Does your small business rely on professionals with relevant knowledge on the same subject, with whom you’d like to create content? Then another possibility is to work on content in a shared wiki. A wiki is a web app in which various people can work on a knowledge document. The most well-known of these is of course, Wikipedia. The advantage of a wiki is that the text is written by multiple professionals, which means the text includes more knowledge than if it were written by an individual. The disadvantage is that the text will consist of different styles of writing and will be in need of editing.
Writing for the web
A number of aspects need to be taken into consideration when it comes writing text for the web. Writing a web text starts with a catchy, descriptive title. The title is the first thing a reader encounters and should prevent him or her from clicking away. Readers online can be quickly distracted by ads or banners surrounding the text. Readers online are constantly prickled by buttons, ads and other links. For this reason, it’s important to keep engaging the reader by writing text that is as short and catchy as possible.
- Make a target group analysis for the audience you wish to engage.
- Set up a brainstorming session to discuss a fun topic.
- Consider the content type in which you wish to publish your story. Think for example of, white papers, blogs or articles. You can also choose to make use of a white paper, divided up and published as blogs.
- Start the text with an enticing introduction, which briefly describes the contents of the text. Try to trigger readers with the introduction, so that they are interested in the rest of the story.

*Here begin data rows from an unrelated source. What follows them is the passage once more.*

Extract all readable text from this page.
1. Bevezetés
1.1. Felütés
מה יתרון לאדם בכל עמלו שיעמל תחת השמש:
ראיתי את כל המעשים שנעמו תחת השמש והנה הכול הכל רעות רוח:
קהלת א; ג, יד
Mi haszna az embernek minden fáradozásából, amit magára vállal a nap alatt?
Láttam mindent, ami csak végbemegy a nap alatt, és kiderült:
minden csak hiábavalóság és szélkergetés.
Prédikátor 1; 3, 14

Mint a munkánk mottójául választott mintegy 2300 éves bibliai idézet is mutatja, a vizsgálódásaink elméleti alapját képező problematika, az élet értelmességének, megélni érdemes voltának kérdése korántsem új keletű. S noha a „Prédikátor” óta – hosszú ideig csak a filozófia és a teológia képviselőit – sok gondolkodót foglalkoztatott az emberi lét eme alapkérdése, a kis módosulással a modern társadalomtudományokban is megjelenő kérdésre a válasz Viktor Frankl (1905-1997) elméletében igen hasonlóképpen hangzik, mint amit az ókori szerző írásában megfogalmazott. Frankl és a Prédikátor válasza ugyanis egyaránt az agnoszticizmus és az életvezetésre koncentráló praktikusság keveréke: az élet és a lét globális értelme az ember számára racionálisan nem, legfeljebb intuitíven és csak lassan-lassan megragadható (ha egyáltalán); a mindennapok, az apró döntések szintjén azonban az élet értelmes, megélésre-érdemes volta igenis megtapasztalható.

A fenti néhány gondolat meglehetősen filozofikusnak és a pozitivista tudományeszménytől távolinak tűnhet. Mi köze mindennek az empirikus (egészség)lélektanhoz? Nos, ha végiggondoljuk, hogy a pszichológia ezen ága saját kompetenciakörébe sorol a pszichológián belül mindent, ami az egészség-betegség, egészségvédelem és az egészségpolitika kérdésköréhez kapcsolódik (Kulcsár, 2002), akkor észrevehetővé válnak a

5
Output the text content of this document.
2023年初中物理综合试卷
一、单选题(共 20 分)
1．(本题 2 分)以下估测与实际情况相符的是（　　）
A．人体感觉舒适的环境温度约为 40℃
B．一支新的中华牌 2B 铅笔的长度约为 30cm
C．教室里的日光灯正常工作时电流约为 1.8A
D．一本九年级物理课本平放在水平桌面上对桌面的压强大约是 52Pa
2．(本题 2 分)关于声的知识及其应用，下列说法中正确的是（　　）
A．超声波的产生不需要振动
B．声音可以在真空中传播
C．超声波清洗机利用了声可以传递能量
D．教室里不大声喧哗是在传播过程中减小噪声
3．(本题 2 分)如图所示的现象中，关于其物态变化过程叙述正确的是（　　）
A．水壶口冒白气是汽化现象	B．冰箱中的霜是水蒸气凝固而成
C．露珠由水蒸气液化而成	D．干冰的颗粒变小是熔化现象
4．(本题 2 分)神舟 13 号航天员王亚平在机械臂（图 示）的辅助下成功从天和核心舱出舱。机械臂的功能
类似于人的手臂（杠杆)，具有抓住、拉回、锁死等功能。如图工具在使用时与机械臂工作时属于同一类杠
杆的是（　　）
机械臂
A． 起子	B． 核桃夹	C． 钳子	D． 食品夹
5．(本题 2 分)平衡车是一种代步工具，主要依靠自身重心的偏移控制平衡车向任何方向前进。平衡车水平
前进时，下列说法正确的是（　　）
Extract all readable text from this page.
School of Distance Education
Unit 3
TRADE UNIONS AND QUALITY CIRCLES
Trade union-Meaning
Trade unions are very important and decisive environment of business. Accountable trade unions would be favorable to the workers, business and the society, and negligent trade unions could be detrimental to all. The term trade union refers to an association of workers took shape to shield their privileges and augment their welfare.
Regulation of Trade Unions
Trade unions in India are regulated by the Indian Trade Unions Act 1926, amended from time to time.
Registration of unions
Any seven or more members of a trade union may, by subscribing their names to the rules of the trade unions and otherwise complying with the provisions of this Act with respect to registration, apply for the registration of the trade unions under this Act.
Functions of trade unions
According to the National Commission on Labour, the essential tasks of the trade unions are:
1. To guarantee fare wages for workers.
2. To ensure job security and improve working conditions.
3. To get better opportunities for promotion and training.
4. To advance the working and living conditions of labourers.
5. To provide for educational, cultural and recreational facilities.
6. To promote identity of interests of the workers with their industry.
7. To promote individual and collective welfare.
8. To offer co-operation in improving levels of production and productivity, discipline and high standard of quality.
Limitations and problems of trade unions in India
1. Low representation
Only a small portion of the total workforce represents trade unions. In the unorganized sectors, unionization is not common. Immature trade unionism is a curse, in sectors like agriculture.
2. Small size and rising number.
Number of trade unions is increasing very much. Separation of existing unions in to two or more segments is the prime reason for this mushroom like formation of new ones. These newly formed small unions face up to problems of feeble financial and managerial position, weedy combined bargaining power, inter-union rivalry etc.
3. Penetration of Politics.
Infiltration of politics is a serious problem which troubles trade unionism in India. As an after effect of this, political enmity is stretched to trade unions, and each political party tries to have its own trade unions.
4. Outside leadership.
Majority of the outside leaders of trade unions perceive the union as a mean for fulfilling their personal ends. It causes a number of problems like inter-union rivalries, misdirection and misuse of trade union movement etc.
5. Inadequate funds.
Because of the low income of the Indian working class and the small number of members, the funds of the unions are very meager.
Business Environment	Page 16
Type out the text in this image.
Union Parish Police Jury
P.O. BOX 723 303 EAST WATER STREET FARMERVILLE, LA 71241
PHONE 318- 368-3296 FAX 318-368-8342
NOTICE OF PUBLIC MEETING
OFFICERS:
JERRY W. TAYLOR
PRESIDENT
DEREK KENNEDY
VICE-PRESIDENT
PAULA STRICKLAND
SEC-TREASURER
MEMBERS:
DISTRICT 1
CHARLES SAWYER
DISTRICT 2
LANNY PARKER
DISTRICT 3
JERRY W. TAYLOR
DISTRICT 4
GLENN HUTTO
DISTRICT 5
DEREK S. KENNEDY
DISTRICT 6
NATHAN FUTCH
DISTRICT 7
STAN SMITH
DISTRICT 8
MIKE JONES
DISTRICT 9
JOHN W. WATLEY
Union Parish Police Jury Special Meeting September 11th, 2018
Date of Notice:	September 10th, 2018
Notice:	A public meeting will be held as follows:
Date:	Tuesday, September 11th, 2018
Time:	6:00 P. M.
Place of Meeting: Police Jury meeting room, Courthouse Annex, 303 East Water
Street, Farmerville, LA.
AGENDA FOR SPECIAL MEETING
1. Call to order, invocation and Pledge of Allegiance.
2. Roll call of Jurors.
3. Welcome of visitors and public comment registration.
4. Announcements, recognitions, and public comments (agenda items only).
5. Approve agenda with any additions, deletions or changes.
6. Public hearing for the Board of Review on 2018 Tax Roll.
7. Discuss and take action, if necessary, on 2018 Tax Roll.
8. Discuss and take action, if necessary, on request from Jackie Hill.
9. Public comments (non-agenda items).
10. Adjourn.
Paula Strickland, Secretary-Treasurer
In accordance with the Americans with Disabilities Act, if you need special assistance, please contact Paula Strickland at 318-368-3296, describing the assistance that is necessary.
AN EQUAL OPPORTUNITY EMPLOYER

- Always make use of visual aspects in your content, such as images, charts and graphs. Colors and images trigger people to read further and give rise to curiosity.
- Construct your text using short paragraphs with a catchy header in which one subject is highlighted. Don’t make the paragraphs too long, use no more than 70 to 100 words per paragraph.
- Write engaging, active content that triggers a call-to-action. The knowledge you offer is not there just to be shared, but also to trigger prospects to behave differently.
- Refer to other content types, social media channels and online platforms in your web text, making your content cross-media and fully optimized.
- Write consistently and use one tense, do not mix past tense and future tense. In order to trigger readers, it’s important to write flowing text, but beware: avoid the use of fashionable language.
Cohesion between content
This blog discussed various types of textual content often used in content marketing plans. The production should also include the process of examining cohesion between various content types, as well as the content in itself. When you write a white paper for example, you can also use it for the production of various blogs. A research report can be combined with a webinar on the topic. By re-using messaging and the selected content formats, you can develop a broader content set, through which you can achieve greater interaction and exposure.